O Garbage Collector está longe de ser novidade, mas ainda hoje há poucos desenvolvedores que conhecem o seu funcionamento além do simples fato de saber da sua existência. Com o objetivo de explicar resumidamente o assunto resolvi criar este post no blog, inclusive como sendo uma introdução para posts subsequentes sobre .net debugging e throubleshooting. Então, boa leitura.

 

No desenvolvimento em plataforma Microsoft antes do .NET Framework (C++, Delphi, VB6, etc) era muito comum termos problemas de “memory leak”, sendo necessário fechar o aplicativo ou mesmo reiniciar a máquina para que a memória fosse “liberada” e pudesse ser utilizada por outros aplicativos. Quando falamos em aplicativos Desktop, o impacto era menor pois muitos usuários desligavam suas máquinas no final de um dia de trabalho e no dia seguinte a ligavam novamente, voltando com toda a memória disponível. Com a migração dos sistemas para os servidores, trabalhando 24x7x365, o “memory leak” tornou-se algo realmente crítico pois impacta um grande número de pessoas ao mesmo tempo e o próprio negócio da empresa.

O Garbage Collector (GC) tem um papel fundamental que é gerenciar a alocação e liberação de recursos, principalmente memória. Com isso, o GC assumiu uma responsabilidade que antes era do desenvolvedor (e que nem todos faziam direito) e passou a controlar quando os recursos deveriam ser liberados. Minimizando, mas não eliminando por completo a ocorrência de “memory leak”.

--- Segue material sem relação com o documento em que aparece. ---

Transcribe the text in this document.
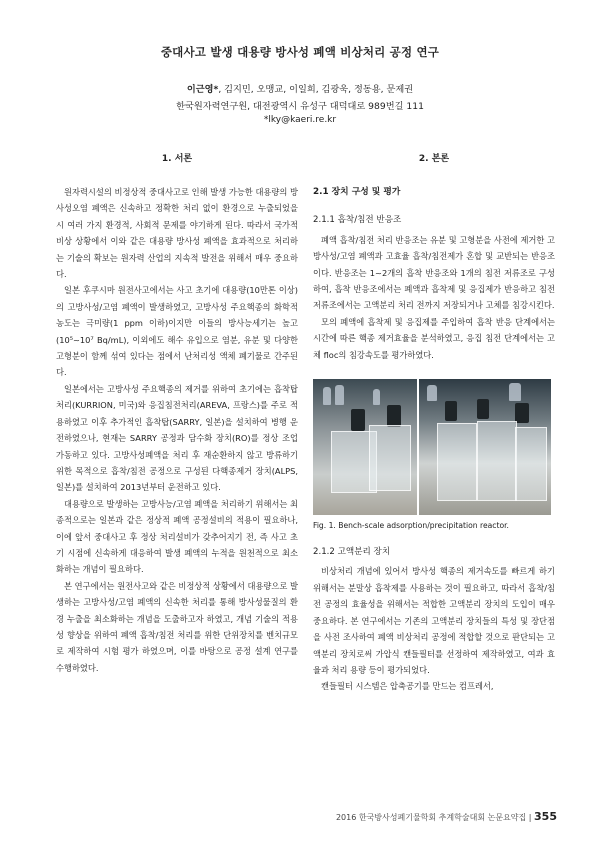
중대사고 발생 대용량 방사성 폐액 비상처리 공정 연구
이근영*, 김지민, 오맹교, 이일희, 김광욱, 정동용, 문제권
한국원자력연구원, 대전광역시 유성구 대덕대로 989번길 111
*lky@kaeri.re.kr
1. 서론

원자력시설의 비정상적 중대사고로 인해 발생 가능한 대용량의 방사성오염 폐액은 신속하고 정확한 처리 없이 환경으로 누출되었을 시 여러 가지 환경적, 사회적 문제를 야기하게 된다. 따라서 국가적 비상 상황에서 이와 같은 대용량 방사성 폐액을 효과적으로 처리하는 기술의 확보는 원자력 산업의 지속적 발전을 위해서 매우 중요하다.

일본 후쿠시마 원전사고에서는 사고 초기에 대용량(10만톤 이상)의 고방사성/고염 폐액이 발생하였고, 고방사성 주요핵종의 화학적 농도는 극미량(1 ppm 이하)이지만 이들의 방사능세기는 높고 (10⁵~10⁷ Bq/mL), 이외에도 해수 유입으로 염분, 유분 및 다양한 고형분이 함께 섞여 있다는 점에서 난처리성 액체 폐기물로 간주된다.

일본에서는 고방사성 주요핵종의 제거를 위하여 초기에는 흡착탑 처리(KURRION, 미국)와 응집침전처리(AREVA, 프랑스)를 주로 적용하였고 이후 추가적인 흡착탑(SARRY, 일본)을 설치하여 병행 운전하였으나, 현재는 SARRY 공정과 담수화 장치(RO)를 정상 조업 가동하고 있다. 고방사성폐액을 처리 후 재순환하지 않고 방류하기 위한 목적으로 흡착/침전 공정으로 구성된 다핵종제거 장치(ALPS, 일본)를 설치하여 2013년부터 운전하고 있다.

대용량으로 발생하는 고방사능/고염 폐액을 처리하기 위해서는 최종적으로는 일본과 같은 정상적 폐액 공정설비의 적용이 필요하나, 이에 앞서 중대사고 후 정상 처리설비가 갖추어지기 전, 즉 사고 초기 시점에 신속하게 대응하여 발생 폐액의 누적을 원천적으로 최소화하는 개념이 필요하다.

본 연구에서는 원전사고와 같은 비정상적 상황에서 대용량으로 발생하는 고방사성/고염 폐액의 신속한 처리를 통해 방사성물질의 환경 누출을 최소화하는 개념을 도출하고자 하였고, 개념 기술의 적용성 향상을 위하여 폐액 흡착/침전 처리를 위한 단위장치를 벤치규모로 제작하여 시험 평가 하였으며, 이를 바탕으로 공정 설계 연구를 수행하였다.

2. 본론
2.1 장치 구성 및 평가
2.1.1 흡착/침전 반응조

폐액 흡착/침전 처리 반응조는 유분 및 고형분을 사전에 제거한 고방사성/고염 폐액과 고효율 흡착/침전제가 혼합 및 교반되는 반응조이다. 반응조는 1~2개의 흡착 반응조와 1개의 침전 저류조로 구성하여, 흡착 반응조에서는 폐액과 흡착제 및 응집제가 반응하고 침전 저류조에서는 고액분리 처리 전까지 저장되거나 고체를 침강시킨다.

모의 폐액에 흡착제 및 응집제를 주입하여 흡착 반응 단계에서는 시간에 따른 핵종 제거효율을 분석하였고, 응집 침전 단계에서는 고체 floc의 침강속도를 평가하였다.

Fig. 1. Bench-scale adsorption/precipitation reactor.
2.1.2 고액분리 장치

비상처리 개념에 있어서 방사성 핵종의 제거속도를 빠르게 하기 위해서는 분말상 흡착제를 사용하는 것이 필요하고, 따라서 흡착/침전 공정의 효율성을 위해서는 적합한 고액분리 장치의 도입이 매우 중요하다. 본 연구에서는 기존의 고액분리 장치들의 특성 및 장단점을 사전 조사하여 폐액 비상처리 공정에 적합할 것으로 판단되는 고액분리 장치로써 가압식 캔들필터를 선정하여 제작하였고, 여과 효율과 처리 용량 등이 평가되었다.

캔들필터 시스템은 압축공기를 만드는 컴프레서,

2016 한국방사성폐기물학회 추계학술대회 논문요약집 | 355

No .NET Framework há um GC para cada AppDomain, ou seja, há pelo menos um GC em execução para cada processo/aplicativo .NET sendo um independente do outro.
Ou seja, o GC não é um serviço centralizado no Windows que avalia e coleta os dados de todos os aplicativos mas sim uma thread em funcionamento em cada aplicativo gerenciado. Desta forma, ao encerrar um aplicativo toda a memória alocada (recursos gerenciados) pelo GC para este aplicativo é liberada junto.

Quando o GC entra em ação?

  • Quando há pouca memória física;
  • Quando a quantidade de memória alocada ultrapassa um limite (que é móvel e auto ajustável);
  • Quando o GC.Collect é chamado (não recomendado);
  • Quando o aplicativo ou AppDomain é encerrado.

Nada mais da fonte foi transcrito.